É preciso ter em conta, também, que esta é uma guerra em que o alienador arranja aliados: testemunhas, normalmente familiares e amigos, que nos fazem sentir que o outro progenitor não nos quer. E clínicos que "provam" que estar na sua presença nos faz mal. Não sei por quantos psicólogos e psicoterapeutas passei, levada pela minha mãe. Quando finalmente se chegava ao ponto em que eles sugeriam que eu devia aproximar-me do meu pai, acabavam-se as consultas.

Não tenho uma memória muito precisa da sequência de acontecimentos. Sei que, depois da separação, nunca passei um fim-de-semana com o meu pai e que se ia com ele era porque achava que tinha de proteger o meu irmão. Lembro-me de ter medo do meu pai, de sentir que ele nos podia fazer mal. E também do dia em que o meu irmão entrou em casa, abriu a mão cheia de notas, e disse: "O pai manda dizer que, se fores, também te dá dinheiro".

Hoje consigo perceber que aquela terá sido uma estratégia desajeitada e desesperada para me atrair.

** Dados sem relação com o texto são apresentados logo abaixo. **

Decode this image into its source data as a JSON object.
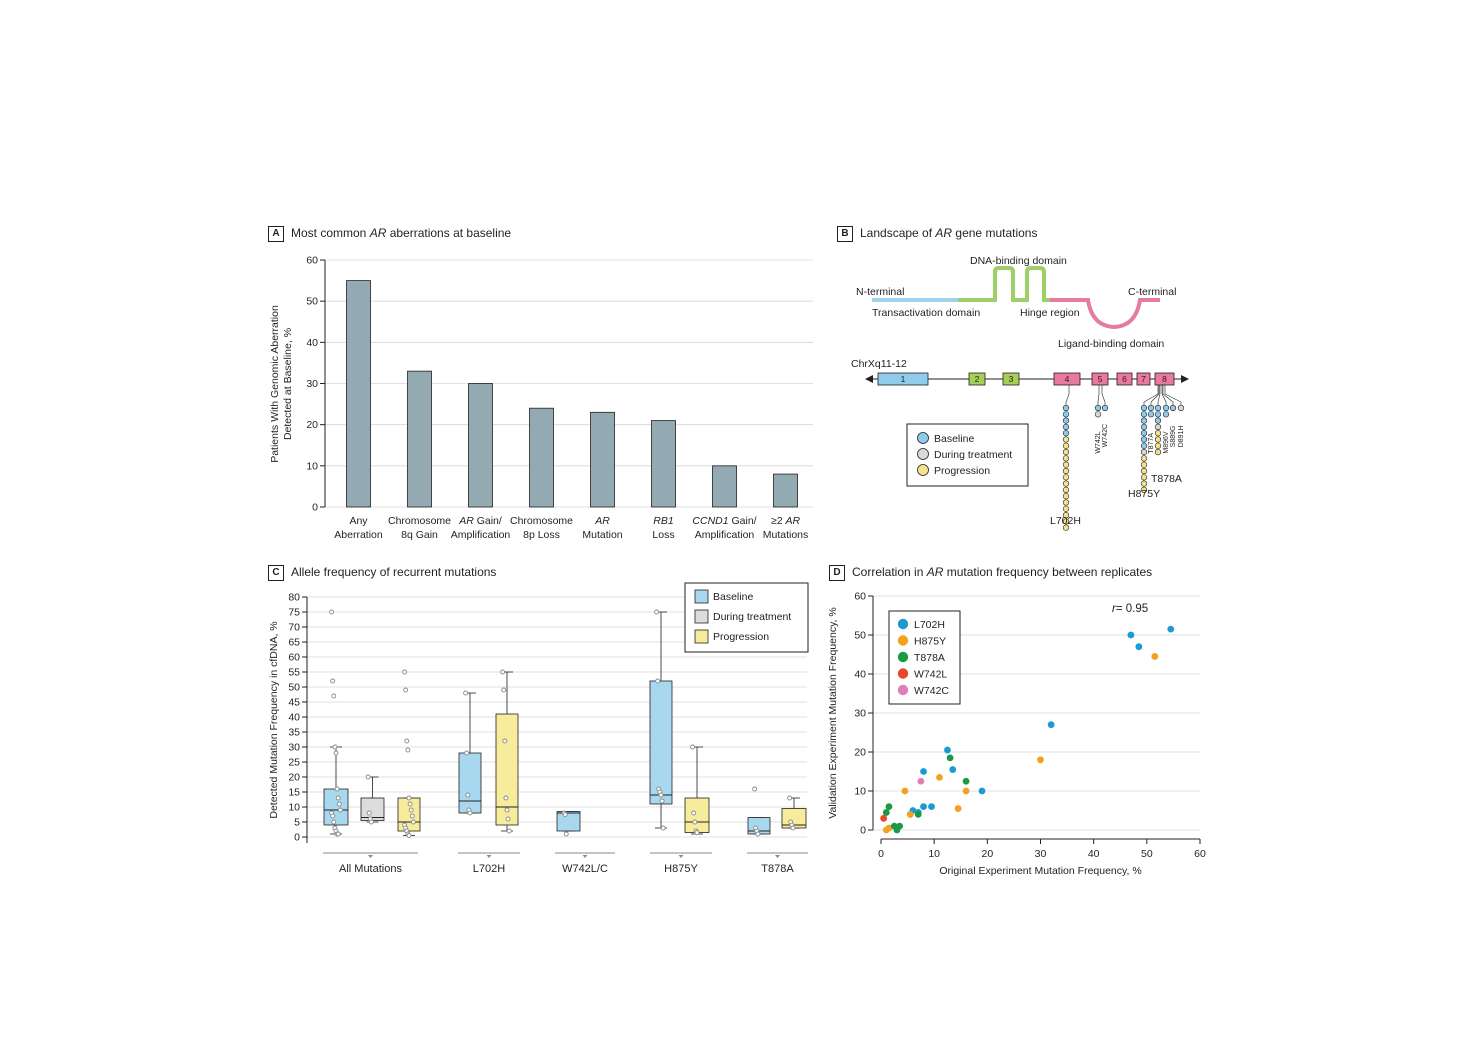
{
  "panels": {
    "A": {
      "letter": "A",
      "title_pre": "Most common ",
      "title_em": "AR",
      "title_post": " aberrations at baseline"
    },
    "B": {
      "letter": "B",
      "title_pre": "Landscape of ",
      "title_em": "AR",
      "title_post": " gene mutations"
    },
    "C": {
      "letter": "C",
      "title": "Allele frequency of recurrent mutations"
    },
    "D": {
      "letter": "D",
      "title_pre": "Correlation in ",
      "title_em": "AR",
      "title_post": " mutation frequency between replicates"
    }
  },
  "diagram_b": {
    "domain_labels": {
      "n_terminal": "N-terminal",
      "c_terminal": "C-terminal",
      "transactivation": "Transactivation domain",
      "dna_binding": "DNA-binding domain",
      "hinge": "Hinge region",
      "ligand_binding": "Ligand-binding domain"
    },
    "chromosome": "ChrXq11-12",
    "exons": [
      "1",
      "2",
      "3",
      "4",
      "5",
      "6",
      "7",
      "8"
    ],
    "colors": {
      "transactivation": "#9fd3ec",
      "dna_binding": "#9ed06a",
      "hinge_lbd": "#e67aa2",
      "exon1": "#8fcbea",
      "exon23": "#a6cf58",
      "exon4_8": "#e97a9d"
    },
    "legend": [
      {
        "label": "Baseline",
        "color": "#8fcbea"
      },
      {
        "label": "During treatment",
        "color": "#d9d9d9"
      },
      {
        "label": "Progression",
        "color": "#f1e48b"
      }
    ],
    "mutations": [
      {
        "label": "L702H",
        "baseline": 5,
        "during": 0,
        "progression": 15
      },
      {
        "label": "W742L",
        "baseline": 1,
        "during": 1,
        "progression": 0
      },
      {
        "label": "W742C",
        "baseline": 1,
        "during": 0,
        "progression": 0
      },
      {
        "label": "H875Y",
        "baseline": 7,
        "during": 1,
        "progression": 6
      },
      {
        "label": "T877A",
        "baseline": 2,
        "during": 0,
        "progression": 0
      },
      {
        "label": "T878A",
        "baseline": 3,
        "during": 1,
        "progression": 4
      },
      {
        "label": "M896V",
        "baseline": 2,
        "during": 0,
        "progression": 0
      },
      {
        "label": "S889G",
        "baseline": 1,
        "during": 0,
        "progression": 0
      },
      {
        "label": "D891H",
        "baseline": 0,
        "during": 1,
        "progression": 0
      }
    ],
    "labeled_mutations": [
      "L702H",
      "T878A",
      "H875Y"
    ]
  },
  "chart_data": [
    {
      "type": "bar",
      "panel": "A",
      "ylabel_lines": [
        "Patients With Genomic Aberration",
        "Detected at Baseline, %"
      ],
      "ylim": [
        0,
        60
      ],
      "yticks": [
        0,
        10,
        20,
        30,
        40,
        50,
        60
      ],
      "grid": true,
      "bar_color": "#94aab3",
      "categories": [
        {
          "l1": "Any",
          "l1i": "",
          "l2": "Aberration"
        },
        {
          "l1": "Chromosome",
          "l1i": "",
          "l2": "8q Gain"
        },
        {
          "l1": " Gain/",
          "l1i": "AR",
          "l2": "Amplification"
        },
        {
          "l1": "Chromosome",
          "l1i": "",
          "l2": "8p Loss"
        },
        {
          "l1": "",
          "l1i": "AR",
          "l2": "Mutation"
        },
        {
          "l1": "",
          "l1i": "RB1",
          "l2": "Loss"
        },
        {
          "l1": " Gain/",
          "l1i": "CCND1",
          "l2": "Amplification"
        },
        {
          "l1": "≥2 ",
          "l1i": "AR",
          "l2": "Mutations"
        }
      ],
      "values": [
        55,
        33,
        30,
        24,
        23,
        21,
        10,
        8
      ]
    },
    {
      "type": "box",
      "panel": "C",
      "ylabel": "Detected Mutation Frequency in cfDNA, %",
      "ylim": [
        0,
        80
      ],
      "yticks": [
        0,
        5,
        10,
        15,
        20,
        25,
        30,
        35,
        40,
        45,
        50,
        55,
        60,
        65,
        70,
        75,
        80
      ],
      "grid": true,
      "legend_position": "top-right",
      "legend": [
        {
          "name": "Baseline",
          "color": "#a8d8f0"
        },
        {
          "name": "During treatment",
          "color": "#dcdcdc"
        },
        {
          "name": "Progression",
          "color": "#f6ec9c"
        }
      ],
      "groups": [
        {
          "label": "All Mutations",
          "boxes": [
            {
              "series": 0,
              "min": 1,
              "q1": 4,
              "median": 9,
              "q3": 16,
              "max": 30,
              "points": [
                75,
                52,
                47,
                30,
                28,
                16,
                13,
                11,
                9,
                8,
                7,
                5,
                3,
                2,
                1,
                1
              ]
            },
            {
              "series": 1,
              "min": 5,
              "q1": 5.5,
              "median": 6.5,
              "q3": 13,
              "max": 20,
              "points": [
                20,
                8,
                6,
                5
              ]
            },
            {
              "series": 2,
              "min": 0.5,
              "q1": 2,
              "median": 5,
              "q3": 13,
              "max": 13,
              "points": [
                55,
                49,
                32,
                29,
                13,
                11,
                9,
                7,
                5,
                4,
                3,
                2,
                1,
                0.5
              ]
            }
          ]
        },
        {
          "label": "L702H",
          "boxes": [
            {
              "series": 0,
              "min": 8,
              "q1": 8,
              "median": 12,
              "q3": 28,
              "max": 48,
              "points": [
                48,
                28,
                14,
                9,
                8
              ]
            },
            {
              "series": 2,
              "min": 2,
              "q1": 4,
              "median": 10,
              "q3": 41,
              "max": 55,
              "points": [
                55,
                49,
                32,
                13,
                9,
                6,
                2
              ]
            }
          ]
        },
        {
          "label": "W742L/C",
          "boxes": [
            {
              "series": 0,
              "min": 2,
              "q1": 2,
              "median": 8,
              "q3": 8.5,
              "max": 8.5,
              "points": [
                8,
                7.5,
                1
              ]
            }
          ]
        },
        {
          "label": "H875Y",
          "boxes": [
            {
              "series": 0,
              "min": 3,
              "q1": 11,
              "median": 14,
              "q3": 52,
              "max": 75,
              "points": [
                75,
                52,
                16,
                15,
                14,
                12,
                3
              ]
            },
            {
              "series": 2,
              "min": 1,
              "q1": 1.5,
              "median": 5,
              "q3": 13,
              "max": 30,
              "points": [
                30,
                8,
                5,
                2,
                1.5
              ]
            }
          ]
        },
        {
          "label": "T878A",
          "boxes": [
            {
              "series": 0,
              "min": 1,
              "q1": 1,
              "median": 2,
              "q3": 6.5,
              "max": 6.5,
              "points": [
                16,
                3,
                2,
                1
              ]
            },
            {
              "series": 2,
              "min": 3,
              "q1": 3,
              "median": 4,
              "q3": 9.5,
              "max": 13,
              "points": [
                13,
                5,
                4,
                3
              ]
            }
          ]
        }
      ]
    },
    {
      "type": "scatter",
      "panel": "D",
      "xlabel": "Original Experiment Mutation Frequency, %",
      "ylabel": "Validation Experiment Mutation Frequency, %",
      "xlim": [
        0,
        60
      ],
      "ylim": [
        0,
        60
      ],
      "xticks": [
        0,
        10,
        20,
        30,
        40,
        50,
        60
      ],
      "yticks": [
        0,
        10,
        20,
        30,
        40,
        50,
        60
      ],
      "grid": true,
      "legend_position": "top-left",
      "annotation_r": "r",
      "annotation_val": "= 0.95",
      "series": [
        {
          "name": "L702H",
          "color": "#1c9bd1",
          "points": [
            [
              47,
              50
            ],
            [
              48.5,
              47
            ],
            [
              54.5,
              51.5
            ],
            [
              32,
              27
            ],
            [
              19,
              10
            ],
            [
              12.5,
              20.5
            ],
            [
              13.5,
              15.5
            ],
            [
              8,
              15
            ],
            [
              9.5,
              6
            ],
            [
              8,
              6
            ],
            [
              6,
              5
            ],
            [
              5.5,
              4
            ],
            [
              7,
              4.5
            ]
          ]
        },
        {
          "name": "H875Y",
          "color": "#f4a11f",
          "points": [
            [
              51.5,
              44.5
            ],
            [
              30,
              18
            ],
            [
              16,
              10
            ],
            [
              11,
              13.5
            ],
            [
              14.5,
              5.5
            ],
            [
              4.5,
              10
            ],
            [
              5.5,
              4
            ],
            [
              1,
              0
            ],
            [
              1.5,
              0.5
            ]
          ]
        },
        {
          "name": "T878A",
          "color": "#1a9a46",
          "points": [
            [
              13,
              18.5
            ],
            [
              16,
              12.5
            ],
            [
              1.5,
              6
            ],
            [
              1,
              4.5
            ],
            [
              2.5,
              1
            ],
            [
              3,
              0
            ],
            [
              3.5,
              1
            ],
            [
              7,
              4
            ]
          ]
        },
        {
          "name": "W742L",
          "color": "#e8472b",
          "points": [
            [
              0.5,
              3
            ]
          ]
        },
        {
          "name": "W742C",
          "color": "#de7fb6",
          "points": [
            [
              7.5,
              12.5
            ]
          ]
        }
      ]
    }
  ]
}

Na altura foi a gota de água: eu não era um objecto que ele podia comprar. Eu não estava à venda.

Onde estava a Justiça?

Na minha cabeça, o meu pai era um monstro. Agora olho para trás e não sei dizer por que tinha tanto medo dele – na verdade, o único mal que o meu pai me fez foi não ter lutado por mim. Ele diz-me que lutou. Durante um, dois, três anos, não sei. Culpa-me por eu me ter afastado, diz que fez o que lhe era possível. Mas o que é isso, o possível? Há limites para o período durante o qual um pai deve lutar pelos seus filhos? Há um ponto a partir do qual é legítimo um pai desistir?

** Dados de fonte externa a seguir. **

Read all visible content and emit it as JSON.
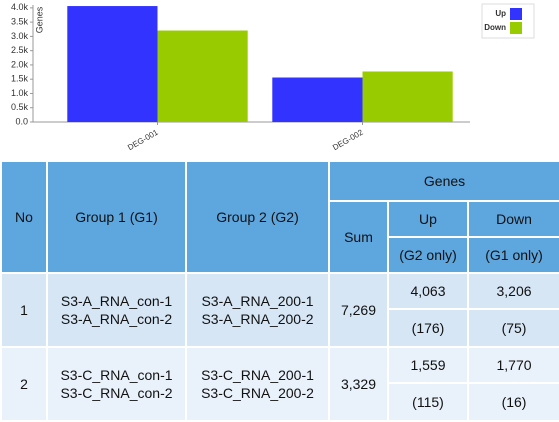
{
  "chart_data": {
    "type": "bar",
    "y_label": "Genes",
    "categories": [
      "DEG-001",
      "DEG-002"
    ],
    "series": [
      {
        "name": "Up",
        "color": "#3333ff",
        "values": [
          4063,
          1559
        ]
      },
      {
        "name": "Down",
        "color": "#99cc00",
        "values": [
          3206,
          1770
        ]
      }
    ],
    "ylim": [
      0,
      4100
    ],
    "yticks": [
      {
        "value": 0,
        "label": "0.0"
      },
      {
        "value": 500,
        "label": "0.5k"
      },
      {
        "value": 1000,
        "label": "1.0k"
      },
      {
        "value": 1500,
        "label": "1.5k"
      },
      {
        "value": 2000,
        "label": "2.0k"
      },
      {
        "value": 2500,
        "label": "2.5k"
      },
      {
        "value": 3000,
        "label": "3.0k"
      },
      {
        "value": 3500,
        "label": "3.5k"
      },
      {
        "value": 4000,
        "label": "4.0k"
      }
    ],
    "legend": "top-right"
  },
  "table": {
    "header": {
      "no": "No",
      "group1": "Group 1 (G1)",
      "group2": "Group 2 (G2)",
      "genes": "Genes",
      "sum": "Sum",
      "up": "Up",
      "down": "Down",
      "up_note": "(G2 only)",
      "down_note": "(G1 only)"
    },
    "rows": [
      {
        "no": "1",
        "group1": [
          "S3-A_RNA_con-1",
          "S3-A_RNA_con-2"
        ],
        "group2": [
          "S3-A_RNA_200-1",
          "S3-A_RNA_200-2"
        ],
        "sum": "7,269",
        "up": "4,063",
        "down": "3,206",
        "up_only": "(176)",
        "down_only": "(75)"
      },
      {
        "no": "2",
        "group1": [
          "S3-C_RNA_con-1",
          "S3-C_RNA_con-2"
        ],
        "group2": [
          "S3-C_RNA_200-1",
          "S3-C_RNA_200-2"
        ],
        "sum": "3,329",
        "up": "1,559",
        "down": "1,770",
        "up_only": "(115)",
        "down_only": "(16)"
      }
    ]
  }
}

E quando ele desiste? Às vezes pergunto-me: a minha mãe terá tido noção do momento em que isso aconteceu? Terá cantado vitória? As pessoas têm de ter consciência disto: muito antes de a guerra entre os membros de um casal terminar já há derrotados: os filhos. Se não há pai (ou mãe), há a falta do pai (ou da mãe) e o que essa falta provoca em nós: a sensação de que não temos valor; a certeza de que, se não merecemos ser amados pelos nossos pais, não merecemos ser amados por mais ninguém; o medo que nasce da ideia de que, se um dos nossos pais nos abandona, mais cedo ou mais tarde seremos abandonados por toda a gente.

O resultado é uma vida de inseguranças e de medos. Tenho 25 anos, já não tenho 14, e não consigo falar disto sem sentir uma dor física, intensa, no peito, que eu sei que não passará nunca. E, no entanto, sou privilegiada: pude fazer psicoterapia e neste momento, embora há muito pouco tempo, tenho a minha história resolvida dentro de mim. O que não quer dizer que tenha esquecido. Ou perdoado – não se volta atrás numa relação e isso vale para os dois, para a minha mãe e para o meu pai. Estão no mesmo patamar: um manipulou-me, o outro desistiu de mim.Onde estava a Justiça quando isso aconteceu? Onde estavam as pessoas que sempre que há um divórcio dizem: "Coitadinhas das crianças", "Quem mais sofre são as crianças"? Não quero ser injusta. Sei que é prematuro, que a taxa de divórcios tem vindo a aumentar; que muitos dos filhos não estão em condições de dar o seu testemunho; que é necessário fazer estudos, delinear estratégias. Mas já não é cedo. A realidade está aí e é preciso proteger as crianças e os adolescentes.

Ainda há pouco eu dizia que não era possível obrigar um adolescente a ir ter com o pai. É verdade – não é possível obrigá-lo. Mas é possível convencê-lo, explicar-lhe por que é que deve ir. E se a família não dá resposta a isso, deve ser o Estado a fazê-lo. Através dos tribunais, dos serviços de saúde, dos serviços sociais, seja do que for. Nos casos mais graves, em que a alienação parental é evidente, mas também nos outros, em que o conflito não é tão gritante – em todos eles é preciso ouvir as crianças.

Conheci pessoas que passaram pelo que eu e o meu irmão passámos e a regra é esta: nós, os filhos, não dizemos aos pais o mal que eles nos estão a fazer, não lhes dizemos o quanto estamos a sofrer. Temos medo de os magoar, o que é irónico: tenho a certeza de que até ao fim da minha vida não haverá quem consiga magoar-me mais do que eles me magoaram. E isso não passa. Nem se perdoa.

Texto escrito com base numa entrevista feita a Ana.»